Geheimnis der bunten Riesenpflanzen der Subantarktis gelöst

10 Fakten über mich ! (Juni 2019).

Anonim

Das Rätsel, warum so viele Pflanzen auf Neuseelands ansonsten düsteren subantarktischen Inseln sehr große, tief gefärbte Blüten und riesige Blätter haben, wurde durch eine neue Studie der University of Otago gelöst.

Diese insektenbestäubten "Megaherben" heben sich wie wunde Daumen von der anderen Flora der Inseln ab, die kleine, windbestäubte Pflanzen sind, die sich hauptsächlich durch Selbstbestäubung oder asexuelle Fortpflanzung vermehren.

Wissenschaftler des Department of Botany stellten sechs Arten von Campbell Island Megaherden bildlich dar - deren Verwandten auf dem Festland klein und hellblumig sind - und entdeckten, dass ihre Blüten und Blätter sich schnell erhitzen, um seltene Momente von Sonnenschein und ruhigem Wetter zu genießen.

Die Forscher fanden heraus, dass die Blatt- und Blütentemperaturen aller sechs Arten beträchtlich höher waren als die gleichzeitig gemessenen Umgebungstemperaturen, wobei die größte Erwärmung in Campbell Island Margeriten zu beobachten war.

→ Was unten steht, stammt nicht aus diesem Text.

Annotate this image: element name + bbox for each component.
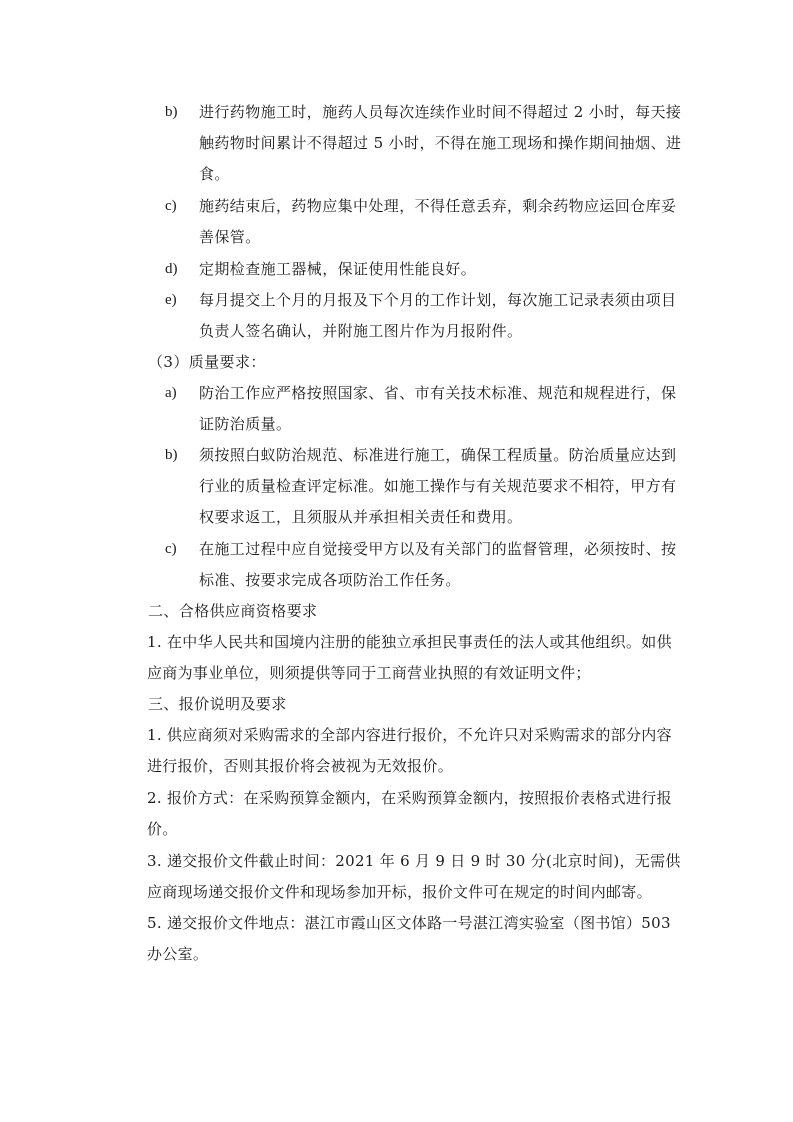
quality-heading: （3）质量要求： <box>148 353 266 371</box>
paragraph-text: 1. 供应商须对采购需求的全部内容进行报价，不允许只对采购需求的部分内容进行报价，否则其报价将会被视为无效报价。 <box>147 726 672 775</box>
list-item-text: 进行药物施工时，施药人员每次连续作业时间不得超过 2 小时，每天接触药物时间累计不得超过 5 小时，不得在施工现场和操作期间抽烟、进食。 <box>199 103 682 183</box>
paragraph <box>116 627 686 689</box>
paragraph <box>116 908 686 970</box>
list-item-b <box>165 97 685 190</box>
paragraph-text: 1. 在中华人民共和国境内注册的能独立承担民事责任的法人或其他组织。如供应商为事业单位，则须提供等同于工商营业执照的有效证明文件； <box>147 633 672 682</box>
list-item-label: e) <box>165 292 177 308</box>
list-item-label: c) <box>165 198 177 214</box>
list-item-text: 在施工过程中应自觉接受甲方以及有关部门的监督管理，必须按时、按标准、按要求完成各项防治工作任务。 <box>199 540 677 589</box>
list-item-text: 防治工作应严格按照国家、省、市有关技术标准、规范和规程进行，保证防治质量。 <box>199 384 677 433</box>
list-item-label: b) <box>165 104 178 120</box>
list-item-label: b) <box>165 447 178 463</box>
list-item-label: d) <box>165 261 178 277</box>
paragraph <box>116 783 686 845</box>
section-heading-qualification: 二、合格供应商资格要求 <box>148 602 318 620</box>
paragraph-text: 2. 报价方式：在采购预算金额内，在采购预算金额内，按照报价表格式进行报价。 <box>147 789 672 838</box>
list-item-text: 施药结束后，药物应集中处理，不得任意丢弃，剩余药物应运回仓库妥善保管。 <box>199 197 677 246</box>
list-item-label: c) <box>165 541 177 557</box>
paragraph-text: 5. 递交报价文件地点：湛江市霞山区文体路一号湛江湾实验室（图书馆）503 办公室。 <box>147 914 671 963</box>
quality-item-b <box>165 440 685 533</box>
list-item-c <box>165 191 685 253</box>
list-item-text: 定期检查施工器械，保证使用性能良好。 <box>199 260 477 278</box>
paragraph-text: 3. 递交报价文件截止时间：2021 年 6 月 9 日 9 时 30 分(北京时间)，无需供应商现场递交报价文件和现场参加开标，报价文件可在规定的时间内邮寄。 <box>147 852 681 901</box>
list-item-e <box>165 285 685 347</box>
list-item-d <box>165 254 685 285</box>
list-item-text: 须按照白蚁防治规范、标准进行施工，确保工程质量。防治质量应达到行业的质量检查评定标准。如施工操作与有关规范要求不相符，甲方有权要求返工，且须服从并承担相关责任和费用。 <box>199 446 677 526</box>
paragraph <box>116 846 686 908</box>
list-item-label: a) <box>165 385 177 401</box>
paragraph <box>116 720 686 782</box>
list-item-text: 每月提交上个月的月报及下个月的工作计划，每次施工记录表须由项目负责人签名确认，并附施工图片作为月报附件。 <box>199 291 677 340</box>
quality-item-c <box>165 534 685 596</box>
section-heading-quotation: 三、报价说明及要求 <box>148 695 287 713</box>
quality-item-a <box>165 378 685 440</box>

Co-Autorin Dr. Janice Lord sagt, dass diese Margeriten und andere Megaherber tief pigmentierte Blüten und oft große, dicke, haarige Blätter entwickelt haben, um mit einigen der unerbittlichsten Wolken und kühlen Bedingungen der Welt fertig zu werden.

"Ihre dunklen Blütenpigmente sind in der Lage, den unvorhersehbaren, zeitweiligen Sonnenschein effizienter zu nutzen, um den Stoffwechsel zu beschleunigen und wärmeliebende Insekten anzulocken, und ihre großen Rosettenblätter können Mini-Treibhauseffekte liefern", sagt Dr. Lord.

Ihre Anpassungen entsprechen denen der riesigen tropischen Alpenpflanzen, sagt sie.

"Pflanzen in diesen Klimazonen stehen vor ähnlichen Herausforderungen in Bezug auf Trübung und Kälte, besonders nachts."

Die Ergebnisse erscheinen in der Zeitschrift Polar Research.